Should we fear that front-end developers will be kicked off the job market in the near future? I want to reflect on that and try to answer this question.

Why do we need full-stack designers?

Designers and front-end developers have their own unique responsibilities and concerns. However, designers should accompany the development process from start to finish to be sure that nothing is missing from the original concept. Yes, we do have QA that can find some kind of inconsistency of design and throw it back to developers. But only designer can confirm that the result interface corresponds to the original mockup without any issues. So the best option is avoid this “juggling” of responsibilities.

Also, thinking of labor costs for product development, it sounds tempting to optimise the roles on a project. It is hard to imagine any company management refusing such an opportunity to cut development costs without sacrificing the quality of the result.

That's why the introduction of a new specialization at the intersection of design and frontend could simplify development flow. But how can this be achieved?

My vision

Even though designers and front-end developers are both “problem-solvers” and focus exclusively on the user experience, they have their own perspectives and approaches that require specific knowledge and skills. It means that it is unlikely that you can be a good designer and developer at the same time. To become a really great expert, you need to devote yourself only to one area. Therefore, to evolve into a full-stack designer, industry needs to blur the lines between design and frontend.

Designer’s craft is more creative and is really hard to be automated, so I believe that frontend part should be shrank. We need frontend to become more simple. There should be some sort of a high-level tool like Figma or Sketch with some user-friendly interface. This kind of tool should be able to create real front-end applications out of prototypes and mockups. I think none of us can imagine what it would look like, but there is already a bunch of smart tools like low-code platforms and chat bots that can solve some problems requiring intellectual impact. These tools are still not perfect and are limited in their functionality, but if these technologies will continue to improve, then it is only a matter of time when we will get some automated intelligent tool that will be able to produce software products without actual programming. It will make solving software problems no longer be so difficult, as it would not require in-depth engineering knowledge. The only key requirement is a good base of UX/UI design. That’s why “full-stack designer” is the correct name for this specialty.

However, pure front-end engineers won’t disappear. The way I see it, they would work with the platform: the core of the frontend project, so that the full-stack designers would be able to produce new features on top of it. Probably, there will be some user-friendly frameworks for building appications, and it will be the developers who will customize them. But they will have nothing to do with solving product problems.

Also, the “identity” designers will not disappear either.
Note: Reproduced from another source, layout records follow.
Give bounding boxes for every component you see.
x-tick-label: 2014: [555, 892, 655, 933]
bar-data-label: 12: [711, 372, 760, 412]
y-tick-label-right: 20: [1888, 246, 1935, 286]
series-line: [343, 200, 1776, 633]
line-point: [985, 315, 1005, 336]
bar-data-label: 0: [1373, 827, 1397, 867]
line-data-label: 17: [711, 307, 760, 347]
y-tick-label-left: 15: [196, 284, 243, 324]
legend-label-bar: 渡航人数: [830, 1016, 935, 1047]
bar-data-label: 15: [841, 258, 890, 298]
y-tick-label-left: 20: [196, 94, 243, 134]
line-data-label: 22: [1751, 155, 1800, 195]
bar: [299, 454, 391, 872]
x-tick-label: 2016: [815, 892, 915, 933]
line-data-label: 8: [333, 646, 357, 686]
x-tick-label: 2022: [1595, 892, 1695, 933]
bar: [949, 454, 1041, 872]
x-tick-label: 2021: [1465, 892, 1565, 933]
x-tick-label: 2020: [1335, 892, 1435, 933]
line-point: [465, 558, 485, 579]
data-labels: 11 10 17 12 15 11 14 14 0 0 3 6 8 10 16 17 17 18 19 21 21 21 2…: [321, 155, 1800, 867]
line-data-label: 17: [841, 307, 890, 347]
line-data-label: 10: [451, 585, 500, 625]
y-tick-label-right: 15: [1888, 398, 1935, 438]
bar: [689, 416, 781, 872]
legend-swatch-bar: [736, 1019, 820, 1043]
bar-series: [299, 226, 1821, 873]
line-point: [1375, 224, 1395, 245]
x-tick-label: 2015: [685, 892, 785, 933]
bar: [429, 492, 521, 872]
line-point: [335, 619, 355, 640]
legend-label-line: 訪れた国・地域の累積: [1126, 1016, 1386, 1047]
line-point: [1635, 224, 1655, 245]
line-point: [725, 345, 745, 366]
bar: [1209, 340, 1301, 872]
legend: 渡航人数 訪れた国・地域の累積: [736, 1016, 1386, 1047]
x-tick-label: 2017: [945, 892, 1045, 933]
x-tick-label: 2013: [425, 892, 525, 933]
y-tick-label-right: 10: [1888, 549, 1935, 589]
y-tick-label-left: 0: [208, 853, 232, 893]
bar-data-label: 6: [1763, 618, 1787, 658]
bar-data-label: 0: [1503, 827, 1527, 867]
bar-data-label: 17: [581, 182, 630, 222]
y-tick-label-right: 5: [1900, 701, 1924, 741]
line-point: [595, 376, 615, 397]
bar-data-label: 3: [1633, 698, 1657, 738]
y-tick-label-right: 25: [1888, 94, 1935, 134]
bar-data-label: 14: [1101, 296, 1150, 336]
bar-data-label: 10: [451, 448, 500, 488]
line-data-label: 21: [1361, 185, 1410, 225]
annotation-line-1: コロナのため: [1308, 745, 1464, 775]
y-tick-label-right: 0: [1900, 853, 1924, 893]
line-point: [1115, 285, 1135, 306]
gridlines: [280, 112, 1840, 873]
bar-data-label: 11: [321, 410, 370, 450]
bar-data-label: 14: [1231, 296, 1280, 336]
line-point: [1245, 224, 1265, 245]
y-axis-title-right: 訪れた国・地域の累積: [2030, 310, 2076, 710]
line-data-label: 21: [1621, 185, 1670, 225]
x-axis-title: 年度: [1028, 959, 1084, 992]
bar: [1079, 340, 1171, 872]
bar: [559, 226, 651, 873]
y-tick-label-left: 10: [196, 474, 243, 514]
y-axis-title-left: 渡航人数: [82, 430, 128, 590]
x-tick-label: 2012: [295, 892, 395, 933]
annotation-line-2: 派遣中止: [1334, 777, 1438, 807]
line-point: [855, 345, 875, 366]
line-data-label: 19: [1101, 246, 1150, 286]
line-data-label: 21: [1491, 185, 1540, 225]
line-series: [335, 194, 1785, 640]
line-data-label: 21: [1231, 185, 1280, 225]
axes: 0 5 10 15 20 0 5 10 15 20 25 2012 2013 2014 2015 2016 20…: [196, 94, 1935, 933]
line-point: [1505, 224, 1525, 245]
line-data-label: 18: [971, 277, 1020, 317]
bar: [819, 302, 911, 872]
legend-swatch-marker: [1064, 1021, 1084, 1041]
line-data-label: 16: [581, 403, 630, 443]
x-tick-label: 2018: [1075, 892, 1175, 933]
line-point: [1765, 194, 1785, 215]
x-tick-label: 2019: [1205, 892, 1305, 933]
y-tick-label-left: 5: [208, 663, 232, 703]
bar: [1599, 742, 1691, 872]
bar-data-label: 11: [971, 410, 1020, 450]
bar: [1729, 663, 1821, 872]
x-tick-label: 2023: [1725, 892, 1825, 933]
The look and appearance of the brand should be developed by highly-qualified design specialists who’s attention should not be diluted by other tasks.

As a result, companies save money on the number of employees, while achieving acceptable results in product development.


As for now, this kind of professionals can be most useful in small companies and startups, where in-depth expertise in design and development is not always required. Thus, this job can be handled by an average developer with a basic understanding and skills in design. But this aproach will probably not work in large companies with big and complex products.

However, I believe, that full-stack designers is the only type of experts that should work on visuals of any web product. The key idea is to make only one specialist responsible for the result of the appearance of the product. I don't think that front-end developers will ever be replaced by full-stack designers, as there will always be technical infrastructure tasks that only true front-end engineers can solve.

Anyway, we are still too far from this kind of the perfect world. So I'm looking forward to seeing if this change in the industry ever happens. Until then, it is important to have a mix of both designers and front-end developers in a web development team to ensure that all aspects of a project are of high quality.